Entre soutien aux Palestiniens et refus de condamner le Hamas, des voix discordantes se font entendre de la part de partis politiques européens, principalement à l'extrême gauche, après l'attaque du Hamas contre Israël, déclenchant une avalanche de critiques.
-Irlande et Irlande du Nord: le Sinn Fein défend une Palestine "libre"
Dimanche, un immense drapeau palestinien a été placé sur une colline surplombant Belfast après un rassemblement devant l'hôtel de ville.
"La montagne parle ! Palestine libre", a commenté sur le réseau social X (anciennement Twitter) Gerry Adams, l'ancien leader du Sinn Fein, le parti républicain désormais majoritaire en Irlande du Nord.

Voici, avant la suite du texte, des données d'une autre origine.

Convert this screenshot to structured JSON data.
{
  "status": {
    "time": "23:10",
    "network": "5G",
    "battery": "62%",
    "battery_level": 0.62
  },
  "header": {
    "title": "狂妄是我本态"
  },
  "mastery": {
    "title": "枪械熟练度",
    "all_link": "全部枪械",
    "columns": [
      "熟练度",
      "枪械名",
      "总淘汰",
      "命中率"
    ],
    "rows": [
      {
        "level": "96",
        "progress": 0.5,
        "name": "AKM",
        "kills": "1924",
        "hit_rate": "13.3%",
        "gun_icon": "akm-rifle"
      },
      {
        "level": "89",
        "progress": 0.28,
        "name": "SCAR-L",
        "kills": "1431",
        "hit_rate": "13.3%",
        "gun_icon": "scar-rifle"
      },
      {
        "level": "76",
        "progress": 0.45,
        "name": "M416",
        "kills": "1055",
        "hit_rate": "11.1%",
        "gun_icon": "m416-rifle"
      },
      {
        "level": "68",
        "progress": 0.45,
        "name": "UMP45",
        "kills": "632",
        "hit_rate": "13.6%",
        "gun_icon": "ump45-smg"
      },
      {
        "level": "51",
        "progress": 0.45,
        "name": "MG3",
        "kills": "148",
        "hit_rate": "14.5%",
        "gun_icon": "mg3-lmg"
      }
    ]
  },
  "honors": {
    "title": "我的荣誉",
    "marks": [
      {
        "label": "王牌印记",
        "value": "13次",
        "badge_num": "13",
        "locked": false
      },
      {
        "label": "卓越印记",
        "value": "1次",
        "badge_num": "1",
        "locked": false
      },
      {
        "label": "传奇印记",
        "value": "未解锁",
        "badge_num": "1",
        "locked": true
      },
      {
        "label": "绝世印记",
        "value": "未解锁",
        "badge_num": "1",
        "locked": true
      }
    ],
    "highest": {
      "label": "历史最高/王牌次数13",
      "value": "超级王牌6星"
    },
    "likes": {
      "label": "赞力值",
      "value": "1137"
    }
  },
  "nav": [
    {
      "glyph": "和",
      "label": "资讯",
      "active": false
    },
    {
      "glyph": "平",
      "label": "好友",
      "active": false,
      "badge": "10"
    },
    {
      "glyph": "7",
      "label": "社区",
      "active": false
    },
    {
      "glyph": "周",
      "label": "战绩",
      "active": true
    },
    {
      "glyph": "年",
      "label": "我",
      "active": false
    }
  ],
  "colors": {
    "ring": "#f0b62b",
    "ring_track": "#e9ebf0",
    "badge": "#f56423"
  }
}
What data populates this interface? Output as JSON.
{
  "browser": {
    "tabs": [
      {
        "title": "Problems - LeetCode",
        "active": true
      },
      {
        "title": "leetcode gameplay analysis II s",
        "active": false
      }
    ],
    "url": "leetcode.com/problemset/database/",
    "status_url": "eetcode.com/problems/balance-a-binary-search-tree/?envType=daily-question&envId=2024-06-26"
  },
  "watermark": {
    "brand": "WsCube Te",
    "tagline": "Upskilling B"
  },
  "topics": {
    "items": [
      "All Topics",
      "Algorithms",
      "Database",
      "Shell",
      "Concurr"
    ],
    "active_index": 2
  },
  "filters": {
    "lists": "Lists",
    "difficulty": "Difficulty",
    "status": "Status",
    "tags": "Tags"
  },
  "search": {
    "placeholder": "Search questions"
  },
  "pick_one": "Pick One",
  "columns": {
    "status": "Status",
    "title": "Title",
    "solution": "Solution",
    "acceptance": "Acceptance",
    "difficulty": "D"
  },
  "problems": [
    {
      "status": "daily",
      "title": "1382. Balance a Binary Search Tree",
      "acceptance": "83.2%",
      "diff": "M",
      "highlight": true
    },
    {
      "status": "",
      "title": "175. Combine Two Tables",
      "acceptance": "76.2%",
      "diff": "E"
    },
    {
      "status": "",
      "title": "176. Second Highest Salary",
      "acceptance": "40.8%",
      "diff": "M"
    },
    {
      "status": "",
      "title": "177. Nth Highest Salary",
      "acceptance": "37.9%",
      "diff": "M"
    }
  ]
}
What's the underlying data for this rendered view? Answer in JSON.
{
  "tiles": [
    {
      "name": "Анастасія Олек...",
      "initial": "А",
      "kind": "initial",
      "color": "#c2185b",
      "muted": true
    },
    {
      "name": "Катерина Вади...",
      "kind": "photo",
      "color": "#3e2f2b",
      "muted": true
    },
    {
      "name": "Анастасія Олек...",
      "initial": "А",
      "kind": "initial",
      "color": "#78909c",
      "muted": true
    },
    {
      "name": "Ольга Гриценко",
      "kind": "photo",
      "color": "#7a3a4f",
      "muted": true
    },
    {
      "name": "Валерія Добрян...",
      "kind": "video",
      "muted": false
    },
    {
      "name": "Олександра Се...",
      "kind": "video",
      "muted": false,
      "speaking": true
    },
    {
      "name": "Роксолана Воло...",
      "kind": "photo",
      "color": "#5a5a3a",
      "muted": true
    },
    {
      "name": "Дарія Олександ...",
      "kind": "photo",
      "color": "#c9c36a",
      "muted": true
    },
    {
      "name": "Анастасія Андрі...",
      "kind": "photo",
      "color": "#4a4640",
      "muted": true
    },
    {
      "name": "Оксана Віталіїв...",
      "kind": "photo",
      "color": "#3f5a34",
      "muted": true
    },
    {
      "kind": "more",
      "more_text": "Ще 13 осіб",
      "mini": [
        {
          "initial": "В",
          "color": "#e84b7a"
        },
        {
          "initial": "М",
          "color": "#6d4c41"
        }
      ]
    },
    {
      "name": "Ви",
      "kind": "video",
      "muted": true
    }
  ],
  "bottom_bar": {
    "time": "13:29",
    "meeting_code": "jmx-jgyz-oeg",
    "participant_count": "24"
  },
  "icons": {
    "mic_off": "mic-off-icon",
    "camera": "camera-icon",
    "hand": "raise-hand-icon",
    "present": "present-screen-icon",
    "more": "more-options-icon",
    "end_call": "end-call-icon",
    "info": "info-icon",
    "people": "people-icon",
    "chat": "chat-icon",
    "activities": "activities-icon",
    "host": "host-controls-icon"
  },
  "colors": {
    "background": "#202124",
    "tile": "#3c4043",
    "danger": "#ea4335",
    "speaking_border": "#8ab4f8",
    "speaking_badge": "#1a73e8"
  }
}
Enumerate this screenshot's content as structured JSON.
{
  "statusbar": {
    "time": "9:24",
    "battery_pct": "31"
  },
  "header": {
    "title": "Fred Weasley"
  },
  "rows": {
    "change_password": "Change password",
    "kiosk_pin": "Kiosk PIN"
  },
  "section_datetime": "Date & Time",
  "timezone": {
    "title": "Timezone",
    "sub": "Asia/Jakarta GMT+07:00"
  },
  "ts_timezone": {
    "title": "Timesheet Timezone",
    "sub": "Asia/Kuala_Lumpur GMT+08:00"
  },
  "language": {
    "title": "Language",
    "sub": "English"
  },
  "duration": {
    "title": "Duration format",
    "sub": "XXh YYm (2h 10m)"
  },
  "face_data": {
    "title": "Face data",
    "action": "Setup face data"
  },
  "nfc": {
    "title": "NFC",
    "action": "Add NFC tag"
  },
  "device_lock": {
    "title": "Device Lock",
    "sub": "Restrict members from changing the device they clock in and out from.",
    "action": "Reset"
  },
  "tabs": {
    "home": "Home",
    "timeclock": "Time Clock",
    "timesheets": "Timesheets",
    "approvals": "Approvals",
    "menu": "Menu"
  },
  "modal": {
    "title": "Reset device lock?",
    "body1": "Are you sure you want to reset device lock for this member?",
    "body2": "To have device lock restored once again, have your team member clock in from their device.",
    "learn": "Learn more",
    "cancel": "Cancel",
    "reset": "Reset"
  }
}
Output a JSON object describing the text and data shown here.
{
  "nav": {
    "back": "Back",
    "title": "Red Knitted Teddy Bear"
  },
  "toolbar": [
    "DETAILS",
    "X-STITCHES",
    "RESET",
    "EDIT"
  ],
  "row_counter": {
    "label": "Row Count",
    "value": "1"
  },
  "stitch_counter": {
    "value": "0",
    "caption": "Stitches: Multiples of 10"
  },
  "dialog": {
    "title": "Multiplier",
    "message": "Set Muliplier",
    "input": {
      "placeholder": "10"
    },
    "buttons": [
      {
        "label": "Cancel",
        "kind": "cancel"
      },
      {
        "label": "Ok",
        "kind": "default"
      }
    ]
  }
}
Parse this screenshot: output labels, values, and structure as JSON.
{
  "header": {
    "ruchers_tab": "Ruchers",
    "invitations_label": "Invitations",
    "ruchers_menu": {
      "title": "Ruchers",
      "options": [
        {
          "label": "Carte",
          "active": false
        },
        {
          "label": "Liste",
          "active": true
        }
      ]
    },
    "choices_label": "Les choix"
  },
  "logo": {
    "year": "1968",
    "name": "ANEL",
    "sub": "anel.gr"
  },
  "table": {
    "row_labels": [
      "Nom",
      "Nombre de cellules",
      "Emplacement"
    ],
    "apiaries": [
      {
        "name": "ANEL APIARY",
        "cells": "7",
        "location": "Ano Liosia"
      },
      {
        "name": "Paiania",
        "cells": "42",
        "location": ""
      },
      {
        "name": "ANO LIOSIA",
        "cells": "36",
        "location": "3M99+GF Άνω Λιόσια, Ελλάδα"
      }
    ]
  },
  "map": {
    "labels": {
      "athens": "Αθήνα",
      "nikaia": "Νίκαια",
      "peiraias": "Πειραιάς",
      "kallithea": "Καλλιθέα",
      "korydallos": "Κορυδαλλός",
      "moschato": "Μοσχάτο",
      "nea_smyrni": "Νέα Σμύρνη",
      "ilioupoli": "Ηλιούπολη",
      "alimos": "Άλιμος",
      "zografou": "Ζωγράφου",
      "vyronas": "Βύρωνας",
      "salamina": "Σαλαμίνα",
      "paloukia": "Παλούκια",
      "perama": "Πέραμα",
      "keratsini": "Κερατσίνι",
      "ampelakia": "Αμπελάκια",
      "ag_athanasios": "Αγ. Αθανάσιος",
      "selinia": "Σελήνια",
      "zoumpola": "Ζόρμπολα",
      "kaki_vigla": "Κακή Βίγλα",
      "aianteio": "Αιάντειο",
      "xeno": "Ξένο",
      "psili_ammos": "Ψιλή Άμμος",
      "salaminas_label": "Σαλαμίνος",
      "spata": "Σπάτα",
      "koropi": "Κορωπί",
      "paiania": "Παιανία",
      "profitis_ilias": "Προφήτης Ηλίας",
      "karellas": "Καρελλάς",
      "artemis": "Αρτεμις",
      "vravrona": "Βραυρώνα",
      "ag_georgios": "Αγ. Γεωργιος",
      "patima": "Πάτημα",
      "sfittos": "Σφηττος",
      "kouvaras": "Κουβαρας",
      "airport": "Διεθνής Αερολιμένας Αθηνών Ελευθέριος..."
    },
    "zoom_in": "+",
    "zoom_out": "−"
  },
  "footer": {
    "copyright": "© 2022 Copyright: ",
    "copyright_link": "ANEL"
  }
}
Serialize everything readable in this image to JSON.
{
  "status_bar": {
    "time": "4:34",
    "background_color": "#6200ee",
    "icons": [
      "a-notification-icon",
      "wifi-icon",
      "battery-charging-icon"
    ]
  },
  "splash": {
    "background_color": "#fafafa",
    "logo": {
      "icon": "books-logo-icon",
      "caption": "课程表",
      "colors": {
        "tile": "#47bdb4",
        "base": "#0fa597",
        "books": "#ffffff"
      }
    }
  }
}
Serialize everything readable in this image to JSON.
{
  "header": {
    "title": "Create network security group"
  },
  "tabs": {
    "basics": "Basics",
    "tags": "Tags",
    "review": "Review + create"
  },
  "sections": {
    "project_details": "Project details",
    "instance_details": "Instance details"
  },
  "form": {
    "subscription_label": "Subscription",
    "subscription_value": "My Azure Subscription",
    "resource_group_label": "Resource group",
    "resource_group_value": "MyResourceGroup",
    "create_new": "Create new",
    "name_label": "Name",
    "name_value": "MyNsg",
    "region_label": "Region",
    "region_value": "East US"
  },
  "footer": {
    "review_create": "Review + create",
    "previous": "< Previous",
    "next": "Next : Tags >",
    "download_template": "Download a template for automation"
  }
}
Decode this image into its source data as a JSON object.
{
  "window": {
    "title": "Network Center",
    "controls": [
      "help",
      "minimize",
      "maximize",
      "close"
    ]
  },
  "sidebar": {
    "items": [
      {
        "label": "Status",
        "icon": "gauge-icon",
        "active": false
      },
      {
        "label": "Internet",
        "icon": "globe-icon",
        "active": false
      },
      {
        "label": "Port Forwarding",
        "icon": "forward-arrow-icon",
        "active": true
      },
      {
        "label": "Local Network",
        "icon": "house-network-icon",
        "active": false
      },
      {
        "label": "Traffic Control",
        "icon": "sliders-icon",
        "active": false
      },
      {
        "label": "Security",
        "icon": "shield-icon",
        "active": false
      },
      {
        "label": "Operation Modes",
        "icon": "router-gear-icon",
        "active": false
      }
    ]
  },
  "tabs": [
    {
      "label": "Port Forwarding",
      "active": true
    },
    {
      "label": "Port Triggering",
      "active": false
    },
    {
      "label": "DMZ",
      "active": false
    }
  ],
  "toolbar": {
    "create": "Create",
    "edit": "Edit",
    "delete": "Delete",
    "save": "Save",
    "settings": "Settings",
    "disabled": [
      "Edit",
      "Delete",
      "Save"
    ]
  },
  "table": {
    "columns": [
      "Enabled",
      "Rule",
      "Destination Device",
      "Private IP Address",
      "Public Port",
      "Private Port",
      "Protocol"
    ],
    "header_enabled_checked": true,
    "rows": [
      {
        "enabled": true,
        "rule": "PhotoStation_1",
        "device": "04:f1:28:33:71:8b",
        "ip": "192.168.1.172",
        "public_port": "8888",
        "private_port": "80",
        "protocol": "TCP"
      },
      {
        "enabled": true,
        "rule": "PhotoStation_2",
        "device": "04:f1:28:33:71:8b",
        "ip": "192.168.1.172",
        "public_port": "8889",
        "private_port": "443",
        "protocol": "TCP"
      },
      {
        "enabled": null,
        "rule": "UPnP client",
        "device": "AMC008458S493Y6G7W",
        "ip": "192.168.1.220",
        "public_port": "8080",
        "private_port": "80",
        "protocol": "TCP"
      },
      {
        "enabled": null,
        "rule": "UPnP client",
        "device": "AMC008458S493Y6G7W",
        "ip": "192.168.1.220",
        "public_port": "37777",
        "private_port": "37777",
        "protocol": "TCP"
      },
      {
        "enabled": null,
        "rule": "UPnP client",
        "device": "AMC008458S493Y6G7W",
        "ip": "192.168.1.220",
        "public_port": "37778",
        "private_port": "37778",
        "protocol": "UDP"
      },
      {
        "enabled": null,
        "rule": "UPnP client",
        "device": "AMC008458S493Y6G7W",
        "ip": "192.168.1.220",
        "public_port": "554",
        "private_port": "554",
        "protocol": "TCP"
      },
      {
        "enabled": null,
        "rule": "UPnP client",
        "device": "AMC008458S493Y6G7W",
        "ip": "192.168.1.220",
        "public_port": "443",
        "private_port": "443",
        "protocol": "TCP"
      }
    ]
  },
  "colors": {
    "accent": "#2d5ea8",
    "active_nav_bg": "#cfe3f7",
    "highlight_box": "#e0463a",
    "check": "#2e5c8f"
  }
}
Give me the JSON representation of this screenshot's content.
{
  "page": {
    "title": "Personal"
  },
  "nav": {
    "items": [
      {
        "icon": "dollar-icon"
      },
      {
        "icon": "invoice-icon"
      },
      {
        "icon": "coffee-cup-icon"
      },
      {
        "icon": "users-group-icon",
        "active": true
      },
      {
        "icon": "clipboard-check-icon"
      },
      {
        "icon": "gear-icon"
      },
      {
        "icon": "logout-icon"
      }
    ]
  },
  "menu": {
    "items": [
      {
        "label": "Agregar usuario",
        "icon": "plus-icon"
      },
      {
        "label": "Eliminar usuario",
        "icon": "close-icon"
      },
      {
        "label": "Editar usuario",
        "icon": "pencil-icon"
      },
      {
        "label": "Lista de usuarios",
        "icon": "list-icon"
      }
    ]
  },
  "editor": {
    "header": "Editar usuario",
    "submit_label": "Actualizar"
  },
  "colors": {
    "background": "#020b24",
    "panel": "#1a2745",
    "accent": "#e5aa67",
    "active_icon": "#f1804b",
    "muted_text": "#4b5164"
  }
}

"La vérité est que, depuis des décennies, l'État israélien viole le droit international", a dit la dirigeante du Sinn Fein en Irlande du Nord, Michelle O'Neill, tout en condamnant "sans réserve" l'attaque du Hamas.
"Le bombardement à Gaza maintenant doit également être condamné", a-t-elle ajouté.
Quelques députés du Sinn Fein en République d'Irlande, où le parti est également puissant, ont condamné sur les réseaux sociaux aussi bien Israël que le Hamas.
- Royaume-Uni: le Labour se dissocie de Jeremy Corbyn
L'ex-leader du parti travailliste, le très à gauche Jeremy Corbyn, a dit qu'il ne "soutenait aucune attaque", mais a évité de critiquer directement le Hamas. A la tête du Labour, il avait été accusé d'avoir minimisé l'antisémitisme au sein du parti.
Il ne faut pas "se contenter de condamner - comme je le fais - tout acte de violence, où que ce soit dans le monde. Il faut aussi en examiner les causes", a dit Jeremy Corbyn.
Les leaders actuels du Labour ont aussitôt critiqué ces propos, condamnant pour leur part l'attaque du Hamas.
- France: les Insoumis critiqués
Samedi, peu après le lancement de l'attaque du Hamas, les députés du parti de la France insoumise (LFI, gauche radicale) ont évoqué une "offensive armée de forces palestiniennes", menée "dans un contexte d'intensification de la politique d'occupation israélienne".
Le chef du parti, Jean-Luc Mélenchon, a fait scandale en expliquant que "la violence ne produit et ne reproduit qu'elle-même".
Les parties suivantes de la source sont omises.